Maintenant, vous comprenez mieux pourquoi Janco arrive à distribuer des baffes écologiques à des personnes pas du tout sensibilisées au réchauffement climatique. En gros, il arrive à convaincre le milieu de la courbe. Et cette capacité à franchir le gouffre en quittant le cercle des “militants convaincus”, c’est bien ce qui pourrait nous permettre de franchir le point de bascule.

En sociologie, un social tipping point (ou point de bascule social) est un seuil à partir duquel une minorité qui adopte de nouveaux comportements peut changer la norme sociale et entraîner dans son sillage la majorité silencieuse.
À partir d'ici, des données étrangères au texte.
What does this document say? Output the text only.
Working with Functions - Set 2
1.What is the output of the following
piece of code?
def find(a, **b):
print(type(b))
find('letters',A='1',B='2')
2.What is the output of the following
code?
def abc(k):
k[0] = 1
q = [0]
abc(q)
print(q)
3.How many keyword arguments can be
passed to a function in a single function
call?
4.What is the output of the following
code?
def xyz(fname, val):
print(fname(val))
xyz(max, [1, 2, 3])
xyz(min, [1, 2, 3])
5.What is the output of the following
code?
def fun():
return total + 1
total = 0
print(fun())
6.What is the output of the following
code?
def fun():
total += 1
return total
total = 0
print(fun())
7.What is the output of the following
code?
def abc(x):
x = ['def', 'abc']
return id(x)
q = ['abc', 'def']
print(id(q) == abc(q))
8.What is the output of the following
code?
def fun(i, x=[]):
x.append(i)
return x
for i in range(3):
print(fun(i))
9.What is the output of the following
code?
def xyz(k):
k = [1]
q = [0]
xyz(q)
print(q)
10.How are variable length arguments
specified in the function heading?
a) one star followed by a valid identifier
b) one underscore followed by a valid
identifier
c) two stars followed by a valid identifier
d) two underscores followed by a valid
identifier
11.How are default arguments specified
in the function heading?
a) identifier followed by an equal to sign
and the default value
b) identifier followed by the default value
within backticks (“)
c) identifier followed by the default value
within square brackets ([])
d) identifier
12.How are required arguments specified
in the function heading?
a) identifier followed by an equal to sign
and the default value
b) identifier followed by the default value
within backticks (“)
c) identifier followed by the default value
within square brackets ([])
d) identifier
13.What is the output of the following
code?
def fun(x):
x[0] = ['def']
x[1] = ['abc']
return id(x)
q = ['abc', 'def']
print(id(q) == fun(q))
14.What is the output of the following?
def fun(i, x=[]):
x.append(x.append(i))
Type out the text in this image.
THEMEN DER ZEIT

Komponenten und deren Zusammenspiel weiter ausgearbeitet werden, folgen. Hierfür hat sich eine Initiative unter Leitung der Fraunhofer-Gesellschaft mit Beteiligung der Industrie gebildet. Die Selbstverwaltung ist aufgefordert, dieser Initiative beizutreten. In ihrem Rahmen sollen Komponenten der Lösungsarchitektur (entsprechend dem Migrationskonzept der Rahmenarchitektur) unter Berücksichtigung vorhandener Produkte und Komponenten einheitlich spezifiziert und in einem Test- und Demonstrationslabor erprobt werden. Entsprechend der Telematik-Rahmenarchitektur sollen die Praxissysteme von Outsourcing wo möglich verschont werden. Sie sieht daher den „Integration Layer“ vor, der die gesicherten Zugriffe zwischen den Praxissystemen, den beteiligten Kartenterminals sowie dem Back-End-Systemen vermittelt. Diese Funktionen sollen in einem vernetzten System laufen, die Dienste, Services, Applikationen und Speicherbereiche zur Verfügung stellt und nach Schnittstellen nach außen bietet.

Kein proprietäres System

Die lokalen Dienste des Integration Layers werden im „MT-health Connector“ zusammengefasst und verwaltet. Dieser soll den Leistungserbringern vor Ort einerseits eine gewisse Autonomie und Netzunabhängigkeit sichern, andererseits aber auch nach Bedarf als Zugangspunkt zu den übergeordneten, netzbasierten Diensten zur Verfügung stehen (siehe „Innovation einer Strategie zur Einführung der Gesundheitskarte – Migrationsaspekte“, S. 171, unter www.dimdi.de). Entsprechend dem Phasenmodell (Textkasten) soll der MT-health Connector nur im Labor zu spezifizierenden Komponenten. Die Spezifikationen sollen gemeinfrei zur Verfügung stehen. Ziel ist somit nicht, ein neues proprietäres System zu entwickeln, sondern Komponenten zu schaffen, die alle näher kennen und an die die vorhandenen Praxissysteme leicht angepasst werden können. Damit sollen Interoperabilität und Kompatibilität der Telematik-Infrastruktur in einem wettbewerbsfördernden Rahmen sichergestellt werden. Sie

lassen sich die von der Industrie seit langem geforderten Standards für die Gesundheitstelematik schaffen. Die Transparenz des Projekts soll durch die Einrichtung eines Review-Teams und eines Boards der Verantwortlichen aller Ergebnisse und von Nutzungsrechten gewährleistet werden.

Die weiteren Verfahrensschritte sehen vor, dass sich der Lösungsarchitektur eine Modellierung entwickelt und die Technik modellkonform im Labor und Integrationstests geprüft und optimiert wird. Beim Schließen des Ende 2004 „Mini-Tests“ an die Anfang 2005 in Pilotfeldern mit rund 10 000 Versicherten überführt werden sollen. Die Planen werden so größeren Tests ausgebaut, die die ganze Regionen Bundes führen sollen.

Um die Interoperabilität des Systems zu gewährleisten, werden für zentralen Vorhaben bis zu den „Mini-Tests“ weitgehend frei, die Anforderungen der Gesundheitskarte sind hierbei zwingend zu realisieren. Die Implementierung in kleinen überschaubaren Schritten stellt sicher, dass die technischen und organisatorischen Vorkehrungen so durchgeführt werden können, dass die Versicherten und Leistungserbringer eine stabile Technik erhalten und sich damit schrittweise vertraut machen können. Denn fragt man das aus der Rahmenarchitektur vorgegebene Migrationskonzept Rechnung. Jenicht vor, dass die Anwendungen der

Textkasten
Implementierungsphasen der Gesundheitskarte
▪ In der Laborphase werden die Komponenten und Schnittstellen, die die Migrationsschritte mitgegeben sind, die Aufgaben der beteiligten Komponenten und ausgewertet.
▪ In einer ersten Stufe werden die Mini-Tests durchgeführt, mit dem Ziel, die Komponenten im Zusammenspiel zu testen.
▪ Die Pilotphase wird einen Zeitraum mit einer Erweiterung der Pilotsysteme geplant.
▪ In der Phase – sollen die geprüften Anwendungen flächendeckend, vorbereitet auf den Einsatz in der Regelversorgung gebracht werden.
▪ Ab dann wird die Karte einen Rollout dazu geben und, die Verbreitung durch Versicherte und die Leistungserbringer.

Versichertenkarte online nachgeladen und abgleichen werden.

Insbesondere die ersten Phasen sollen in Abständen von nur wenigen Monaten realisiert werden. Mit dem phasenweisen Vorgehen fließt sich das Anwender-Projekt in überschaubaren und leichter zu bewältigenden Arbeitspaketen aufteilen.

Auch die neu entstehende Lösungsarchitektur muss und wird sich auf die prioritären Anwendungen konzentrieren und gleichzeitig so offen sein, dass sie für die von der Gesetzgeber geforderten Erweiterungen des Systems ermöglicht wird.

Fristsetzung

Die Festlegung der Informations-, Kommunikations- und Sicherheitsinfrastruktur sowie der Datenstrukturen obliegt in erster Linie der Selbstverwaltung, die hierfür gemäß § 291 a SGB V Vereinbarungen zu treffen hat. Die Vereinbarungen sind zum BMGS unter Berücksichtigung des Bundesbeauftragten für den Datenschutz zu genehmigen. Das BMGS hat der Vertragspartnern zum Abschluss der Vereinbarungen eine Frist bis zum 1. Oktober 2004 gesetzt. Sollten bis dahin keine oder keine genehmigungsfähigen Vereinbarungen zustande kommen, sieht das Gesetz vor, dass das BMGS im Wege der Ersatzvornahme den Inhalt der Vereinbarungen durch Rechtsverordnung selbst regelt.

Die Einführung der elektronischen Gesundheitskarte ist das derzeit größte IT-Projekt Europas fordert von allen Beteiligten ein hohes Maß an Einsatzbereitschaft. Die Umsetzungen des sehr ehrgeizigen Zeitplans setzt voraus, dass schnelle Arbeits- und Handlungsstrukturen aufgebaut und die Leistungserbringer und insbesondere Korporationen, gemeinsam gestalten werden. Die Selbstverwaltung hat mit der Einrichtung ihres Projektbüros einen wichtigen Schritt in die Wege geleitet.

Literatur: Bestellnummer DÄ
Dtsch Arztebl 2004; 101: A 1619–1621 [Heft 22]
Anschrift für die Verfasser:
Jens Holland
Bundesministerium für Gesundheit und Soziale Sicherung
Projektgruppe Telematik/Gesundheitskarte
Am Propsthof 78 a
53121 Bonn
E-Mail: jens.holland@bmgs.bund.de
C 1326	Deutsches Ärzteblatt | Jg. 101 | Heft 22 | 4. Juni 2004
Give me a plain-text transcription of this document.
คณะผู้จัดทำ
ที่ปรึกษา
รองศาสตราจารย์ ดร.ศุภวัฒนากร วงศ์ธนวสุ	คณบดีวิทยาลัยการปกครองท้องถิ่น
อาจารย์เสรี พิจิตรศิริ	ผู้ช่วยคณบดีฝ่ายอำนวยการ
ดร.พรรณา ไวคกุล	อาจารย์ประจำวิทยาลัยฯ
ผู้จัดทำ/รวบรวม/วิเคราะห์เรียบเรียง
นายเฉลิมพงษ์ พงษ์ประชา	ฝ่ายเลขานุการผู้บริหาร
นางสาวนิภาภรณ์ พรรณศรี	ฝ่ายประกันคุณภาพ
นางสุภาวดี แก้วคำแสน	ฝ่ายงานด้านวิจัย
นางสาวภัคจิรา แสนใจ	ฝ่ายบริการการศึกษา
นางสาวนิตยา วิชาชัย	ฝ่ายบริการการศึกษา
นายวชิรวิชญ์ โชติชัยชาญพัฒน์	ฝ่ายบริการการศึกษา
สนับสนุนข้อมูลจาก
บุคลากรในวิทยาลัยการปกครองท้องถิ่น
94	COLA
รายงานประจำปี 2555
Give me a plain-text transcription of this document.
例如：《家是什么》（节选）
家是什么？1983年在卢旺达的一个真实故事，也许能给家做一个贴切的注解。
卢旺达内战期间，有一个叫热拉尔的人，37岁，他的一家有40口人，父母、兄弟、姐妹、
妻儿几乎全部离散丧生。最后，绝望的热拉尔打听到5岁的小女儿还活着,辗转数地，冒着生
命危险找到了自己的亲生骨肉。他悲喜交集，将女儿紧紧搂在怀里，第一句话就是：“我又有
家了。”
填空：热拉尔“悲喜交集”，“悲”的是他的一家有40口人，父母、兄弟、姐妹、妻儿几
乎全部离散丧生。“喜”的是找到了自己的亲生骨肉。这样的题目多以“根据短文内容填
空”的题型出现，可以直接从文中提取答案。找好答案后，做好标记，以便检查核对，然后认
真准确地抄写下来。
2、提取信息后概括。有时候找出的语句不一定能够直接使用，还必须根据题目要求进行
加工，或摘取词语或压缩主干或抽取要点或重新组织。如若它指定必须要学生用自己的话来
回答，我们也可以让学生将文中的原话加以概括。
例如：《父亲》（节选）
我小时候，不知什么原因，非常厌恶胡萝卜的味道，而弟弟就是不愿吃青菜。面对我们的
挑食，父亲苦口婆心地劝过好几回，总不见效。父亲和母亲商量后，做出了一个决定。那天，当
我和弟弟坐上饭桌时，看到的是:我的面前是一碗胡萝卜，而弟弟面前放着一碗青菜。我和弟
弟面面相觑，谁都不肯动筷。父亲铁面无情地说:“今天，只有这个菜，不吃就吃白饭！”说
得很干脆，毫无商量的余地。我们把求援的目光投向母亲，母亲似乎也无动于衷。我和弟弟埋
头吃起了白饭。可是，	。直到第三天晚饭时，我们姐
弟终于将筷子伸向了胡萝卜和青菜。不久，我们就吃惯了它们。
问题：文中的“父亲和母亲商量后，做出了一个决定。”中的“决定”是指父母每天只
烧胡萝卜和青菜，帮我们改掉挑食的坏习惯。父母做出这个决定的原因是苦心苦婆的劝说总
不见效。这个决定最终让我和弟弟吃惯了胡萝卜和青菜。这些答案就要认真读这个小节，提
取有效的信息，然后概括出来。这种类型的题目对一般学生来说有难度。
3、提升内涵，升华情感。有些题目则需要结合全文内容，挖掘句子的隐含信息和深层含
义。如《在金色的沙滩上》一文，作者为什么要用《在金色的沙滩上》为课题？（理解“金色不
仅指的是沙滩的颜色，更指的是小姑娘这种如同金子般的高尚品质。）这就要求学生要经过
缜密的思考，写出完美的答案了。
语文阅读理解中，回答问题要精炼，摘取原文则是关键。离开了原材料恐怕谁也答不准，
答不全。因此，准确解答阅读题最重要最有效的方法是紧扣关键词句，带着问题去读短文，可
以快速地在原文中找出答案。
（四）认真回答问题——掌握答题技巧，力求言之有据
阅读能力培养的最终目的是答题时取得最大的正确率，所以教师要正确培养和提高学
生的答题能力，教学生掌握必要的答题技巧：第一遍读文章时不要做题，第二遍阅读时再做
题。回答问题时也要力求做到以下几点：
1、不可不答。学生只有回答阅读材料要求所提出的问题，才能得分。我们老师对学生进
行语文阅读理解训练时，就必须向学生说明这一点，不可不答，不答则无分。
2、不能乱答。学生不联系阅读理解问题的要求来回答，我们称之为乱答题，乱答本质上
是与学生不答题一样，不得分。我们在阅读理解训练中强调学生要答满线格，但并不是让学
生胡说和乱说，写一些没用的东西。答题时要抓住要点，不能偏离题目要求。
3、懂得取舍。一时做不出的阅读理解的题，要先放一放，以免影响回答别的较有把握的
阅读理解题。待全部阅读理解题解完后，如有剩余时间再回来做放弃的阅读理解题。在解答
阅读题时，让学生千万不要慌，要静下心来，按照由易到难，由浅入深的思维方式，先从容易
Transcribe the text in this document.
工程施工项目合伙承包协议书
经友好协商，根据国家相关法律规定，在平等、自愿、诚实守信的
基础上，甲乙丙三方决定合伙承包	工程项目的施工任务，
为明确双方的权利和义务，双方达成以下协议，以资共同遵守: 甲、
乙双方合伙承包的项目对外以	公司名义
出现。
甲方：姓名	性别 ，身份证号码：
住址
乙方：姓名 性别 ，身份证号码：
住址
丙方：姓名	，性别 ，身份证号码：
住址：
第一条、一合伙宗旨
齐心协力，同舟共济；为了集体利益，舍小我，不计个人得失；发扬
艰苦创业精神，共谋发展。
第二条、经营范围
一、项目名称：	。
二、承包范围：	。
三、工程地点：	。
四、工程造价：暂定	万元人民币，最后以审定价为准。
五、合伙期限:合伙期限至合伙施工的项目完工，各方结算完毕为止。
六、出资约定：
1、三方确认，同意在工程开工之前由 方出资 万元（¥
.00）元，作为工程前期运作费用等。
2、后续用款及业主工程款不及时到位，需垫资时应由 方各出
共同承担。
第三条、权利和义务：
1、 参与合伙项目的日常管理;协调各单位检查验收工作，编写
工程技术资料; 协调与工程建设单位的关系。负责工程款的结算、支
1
Dans les années 1950 par exemple, fumer était la norme, c’était même considéré comme quelque chose de glamour. Tout a commencé à changer dans les années 1960, quand une minorité d’experts en santé publique a attiré notre attention sur les dangers de la cigarette. Malgré l’opposition de l’industrie du tabac, cette minorité a fini par atteindre le point de bascule sociale et aujourd’hui, la consommation de tabac est largement perçue comme nocive et est en baisse constante dans de nombreux pays.

Selon l’éditorialiste américain Malcolm Gladwell, ce fameux tipping point se trouve quelque part aux alentours de 10 % d’une population.

Donc si vous aussi au quotidien, il vous arrive de vous demander pourquoi vous continuez de renoncer à l’avion, la viande ou à votre voiture… alors pensez à Janco et dites-vous que vous avez le même but : atteindre le point de bascule social.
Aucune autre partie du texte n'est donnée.